La question du capital humain
Jean-Marc Daniel, économiste, évoque la nécessité de mieux prendre en compte la question du capital humain ( dans l’Opinion)
Tribune
A une époque où les dirigeants n’ont à la bouche que le mot compétitivité, c’est-à-dire la comparaison du coût du travail entre concurrents, il est important de prendre de la hauteur et de ne pas voir dans la rémunération du travail uniquement un coût. Naguère, certains économistes avaient popularisé, au travers de la référence à Ford, l’idée que l’entreprise devait voir dans ses salariés, non seulement des producteurs, mais aussi des clients potentiels. Pour ces économistes, l’entreprise a intérêt à se montrer généreuse en matière salariale car en distribuant du pouvoir d’achat, elle s’assure des débouchés.
Cette idée était en fait assez simpliste dans la mesure où, heureusement pour Ford, ses ventes ne se sont pas limitées à ses personnels. Elle a néanmoins permis de dépasser les visions réductrices du salaire en préparant la théorisation de ce que l’on appelle le « salaire d’efficience ».
Productivité. Parler de salaire d’efficience revient à substituer à la compétitivité la productivité, c’est-à-dire la mesure de l’efficacité du travail. C’est elle dont Jean Fourastié, l’auteur de la célébrissime formule des « Trente glorieuses », a fait la clé de la croissance. La productivité repose d’abord sur le progrès technique, sur l’efficacité accrue des machines et leur capacité à remplacer les hommes. Car il doit être clair que le mérite du progrès technique est de supprimer des emplois dans tel ou tel secteur économique, mais en pratique des emplois souvent fastidieux et pénibles, et ce afin d’en permettre la création dans d’autres secteurs.
Gary Becker définit ce capital humain comme un facteur de production à part entière, où s’agrègent compétence, expérience et volonté de se réaliser
La productivité repose ensuite sur l’usage que font les hommes des machines.

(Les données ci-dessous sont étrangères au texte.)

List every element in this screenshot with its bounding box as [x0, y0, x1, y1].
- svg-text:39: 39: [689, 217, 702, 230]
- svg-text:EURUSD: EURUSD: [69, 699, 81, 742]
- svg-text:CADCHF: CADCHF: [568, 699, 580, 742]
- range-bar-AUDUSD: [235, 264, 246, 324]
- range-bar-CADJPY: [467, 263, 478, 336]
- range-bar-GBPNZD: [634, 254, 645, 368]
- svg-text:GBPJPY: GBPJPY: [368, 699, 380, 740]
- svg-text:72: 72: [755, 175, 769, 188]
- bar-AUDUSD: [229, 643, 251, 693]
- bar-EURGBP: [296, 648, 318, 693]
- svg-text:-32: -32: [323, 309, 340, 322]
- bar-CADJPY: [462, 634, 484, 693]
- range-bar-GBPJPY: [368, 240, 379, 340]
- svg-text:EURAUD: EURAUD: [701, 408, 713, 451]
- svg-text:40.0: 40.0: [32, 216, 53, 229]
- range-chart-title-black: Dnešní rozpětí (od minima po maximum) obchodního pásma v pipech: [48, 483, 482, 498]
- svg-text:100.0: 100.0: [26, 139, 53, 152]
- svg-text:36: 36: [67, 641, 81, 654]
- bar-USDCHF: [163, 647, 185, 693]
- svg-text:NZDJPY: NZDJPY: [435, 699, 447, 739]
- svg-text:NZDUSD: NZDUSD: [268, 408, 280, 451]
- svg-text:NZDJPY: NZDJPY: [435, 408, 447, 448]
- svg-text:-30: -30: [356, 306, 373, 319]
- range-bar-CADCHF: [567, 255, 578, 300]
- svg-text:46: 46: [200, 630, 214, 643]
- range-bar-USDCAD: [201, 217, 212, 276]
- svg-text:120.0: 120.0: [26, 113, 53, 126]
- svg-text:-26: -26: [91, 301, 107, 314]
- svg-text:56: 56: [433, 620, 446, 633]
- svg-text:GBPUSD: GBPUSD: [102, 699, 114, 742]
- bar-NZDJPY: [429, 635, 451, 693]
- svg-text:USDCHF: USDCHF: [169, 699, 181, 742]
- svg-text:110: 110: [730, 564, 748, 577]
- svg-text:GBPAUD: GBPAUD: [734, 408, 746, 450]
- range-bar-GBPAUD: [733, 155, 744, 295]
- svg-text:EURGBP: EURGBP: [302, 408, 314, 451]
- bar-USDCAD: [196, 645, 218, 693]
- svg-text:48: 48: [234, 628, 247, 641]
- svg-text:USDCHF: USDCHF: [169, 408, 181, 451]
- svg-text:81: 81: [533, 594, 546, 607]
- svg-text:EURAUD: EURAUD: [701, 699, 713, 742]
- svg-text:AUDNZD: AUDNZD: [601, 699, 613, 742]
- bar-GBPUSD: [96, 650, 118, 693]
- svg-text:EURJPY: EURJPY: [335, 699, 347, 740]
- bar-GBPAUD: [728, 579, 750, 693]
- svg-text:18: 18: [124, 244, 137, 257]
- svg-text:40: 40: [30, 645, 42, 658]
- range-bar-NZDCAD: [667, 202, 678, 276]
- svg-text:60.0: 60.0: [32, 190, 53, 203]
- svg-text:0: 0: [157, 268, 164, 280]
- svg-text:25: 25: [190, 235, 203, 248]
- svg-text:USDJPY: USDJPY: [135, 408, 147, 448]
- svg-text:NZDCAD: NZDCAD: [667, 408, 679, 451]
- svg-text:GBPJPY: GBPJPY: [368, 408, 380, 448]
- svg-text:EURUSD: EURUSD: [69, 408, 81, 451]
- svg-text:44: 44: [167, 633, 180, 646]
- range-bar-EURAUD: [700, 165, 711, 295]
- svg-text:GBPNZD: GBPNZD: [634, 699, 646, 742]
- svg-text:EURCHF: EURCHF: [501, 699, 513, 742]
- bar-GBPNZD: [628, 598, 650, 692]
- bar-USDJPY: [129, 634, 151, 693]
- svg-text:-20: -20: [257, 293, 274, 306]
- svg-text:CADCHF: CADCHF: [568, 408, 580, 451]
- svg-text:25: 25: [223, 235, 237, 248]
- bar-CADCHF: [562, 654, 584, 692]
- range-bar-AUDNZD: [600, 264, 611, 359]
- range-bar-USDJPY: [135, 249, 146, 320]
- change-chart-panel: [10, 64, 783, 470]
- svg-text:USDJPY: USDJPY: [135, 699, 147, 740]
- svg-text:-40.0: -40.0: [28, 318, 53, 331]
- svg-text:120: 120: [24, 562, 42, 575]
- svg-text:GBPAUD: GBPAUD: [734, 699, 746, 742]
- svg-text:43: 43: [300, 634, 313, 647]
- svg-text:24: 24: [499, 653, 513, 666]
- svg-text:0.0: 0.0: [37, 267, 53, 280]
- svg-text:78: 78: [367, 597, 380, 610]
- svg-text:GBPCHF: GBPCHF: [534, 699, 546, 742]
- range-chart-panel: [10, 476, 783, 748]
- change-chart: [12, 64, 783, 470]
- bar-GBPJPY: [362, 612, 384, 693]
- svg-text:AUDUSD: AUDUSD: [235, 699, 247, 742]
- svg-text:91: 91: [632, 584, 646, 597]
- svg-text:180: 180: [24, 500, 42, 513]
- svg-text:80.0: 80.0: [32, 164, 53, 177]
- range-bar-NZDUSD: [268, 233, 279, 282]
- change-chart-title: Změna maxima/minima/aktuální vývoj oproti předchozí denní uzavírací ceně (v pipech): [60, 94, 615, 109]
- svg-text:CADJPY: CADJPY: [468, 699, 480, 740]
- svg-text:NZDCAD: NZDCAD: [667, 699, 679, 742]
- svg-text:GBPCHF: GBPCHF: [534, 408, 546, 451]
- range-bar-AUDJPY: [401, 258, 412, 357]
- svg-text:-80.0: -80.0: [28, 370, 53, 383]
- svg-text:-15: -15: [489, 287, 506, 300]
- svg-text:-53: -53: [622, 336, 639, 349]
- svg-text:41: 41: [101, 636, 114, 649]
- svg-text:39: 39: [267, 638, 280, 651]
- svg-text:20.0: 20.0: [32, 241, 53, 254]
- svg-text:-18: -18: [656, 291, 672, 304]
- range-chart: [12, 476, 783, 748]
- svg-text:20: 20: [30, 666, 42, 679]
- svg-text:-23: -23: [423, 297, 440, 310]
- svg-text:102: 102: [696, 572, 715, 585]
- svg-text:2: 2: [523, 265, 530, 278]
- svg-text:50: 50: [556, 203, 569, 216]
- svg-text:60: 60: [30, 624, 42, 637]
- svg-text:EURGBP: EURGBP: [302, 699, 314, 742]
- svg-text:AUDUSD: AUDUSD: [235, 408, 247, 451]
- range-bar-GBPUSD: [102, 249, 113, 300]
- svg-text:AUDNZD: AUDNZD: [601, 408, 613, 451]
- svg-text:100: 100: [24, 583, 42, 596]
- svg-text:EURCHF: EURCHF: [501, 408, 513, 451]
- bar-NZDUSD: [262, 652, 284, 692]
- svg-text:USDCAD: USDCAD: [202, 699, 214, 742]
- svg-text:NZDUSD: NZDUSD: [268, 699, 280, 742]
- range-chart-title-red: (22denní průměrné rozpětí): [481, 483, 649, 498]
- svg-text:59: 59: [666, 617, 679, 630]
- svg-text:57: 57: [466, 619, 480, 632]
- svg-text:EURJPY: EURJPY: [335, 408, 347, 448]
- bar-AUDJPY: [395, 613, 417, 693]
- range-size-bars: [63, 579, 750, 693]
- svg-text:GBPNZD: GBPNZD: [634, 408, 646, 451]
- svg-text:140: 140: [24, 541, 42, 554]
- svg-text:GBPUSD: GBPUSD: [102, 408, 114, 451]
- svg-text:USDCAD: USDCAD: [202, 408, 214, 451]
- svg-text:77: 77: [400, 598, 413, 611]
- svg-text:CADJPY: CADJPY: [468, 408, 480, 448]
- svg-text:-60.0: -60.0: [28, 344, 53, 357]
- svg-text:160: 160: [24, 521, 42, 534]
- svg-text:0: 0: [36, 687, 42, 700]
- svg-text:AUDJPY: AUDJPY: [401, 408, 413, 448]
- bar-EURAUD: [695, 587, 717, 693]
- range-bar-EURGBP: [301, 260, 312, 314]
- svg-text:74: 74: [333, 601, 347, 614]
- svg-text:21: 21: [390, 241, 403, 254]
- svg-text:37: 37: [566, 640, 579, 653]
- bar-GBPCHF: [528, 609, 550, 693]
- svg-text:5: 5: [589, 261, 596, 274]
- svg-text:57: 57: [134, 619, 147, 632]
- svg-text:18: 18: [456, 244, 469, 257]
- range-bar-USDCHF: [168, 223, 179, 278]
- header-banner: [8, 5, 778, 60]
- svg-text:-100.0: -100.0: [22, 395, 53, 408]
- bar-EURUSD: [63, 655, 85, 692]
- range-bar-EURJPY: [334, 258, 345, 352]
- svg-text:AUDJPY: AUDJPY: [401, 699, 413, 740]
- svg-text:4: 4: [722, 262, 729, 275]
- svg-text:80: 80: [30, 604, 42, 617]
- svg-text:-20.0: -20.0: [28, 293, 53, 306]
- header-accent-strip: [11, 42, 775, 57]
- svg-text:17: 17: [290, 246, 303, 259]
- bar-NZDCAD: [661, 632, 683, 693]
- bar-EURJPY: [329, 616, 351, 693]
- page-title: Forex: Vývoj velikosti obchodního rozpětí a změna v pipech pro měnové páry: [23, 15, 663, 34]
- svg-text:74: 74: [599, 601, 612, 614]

C’est là que l’on retrouve le salaire d’efficience. L’usage de cette expression sert à affirmer que le lien entre la productivité et le salaire est dialectique : une productivité élevée permet de verser des salaires élevés, et symétriquement, des salaires élevés motivent les salariés et améliorent leur implication dans leur travail et dans la maîtrise des outils dont ils disposent, ce qui augmente leur productivité.
Prix Nobel d’économie en 1992, Gary Becker avait été récompensé pour une vision encore plus large de la gestion des ressources humaines fondée sur la notion de « capital humain ». Il définit ce capital humain comme un facteur de production à part entière, où s’agrègent compétence, expérience et volonté de se réaliser. Il s’acquiert par l’éducation et s’entretient par la formation. Il obéit à une logique de gestion qui n’est pas celle du capital physique mais où le respect de l’activité de chacun conduit à des rémunérations fixées en conformité avec sa productivité intrinsèque.
Au total, on peut affirmer que, dans une entreprise, la gestion des ressources humaines ne se saurait se limiter à généraliser le « cost-killing », à éviter les conflits et à amortir les frustrations. Une entreprise qui mène parfaitement sa barque sociale augmente son profit car un salarié en paix avec son environnement est plus productif.
Jean-Marc Daniel est directeur de la revue Sociétal.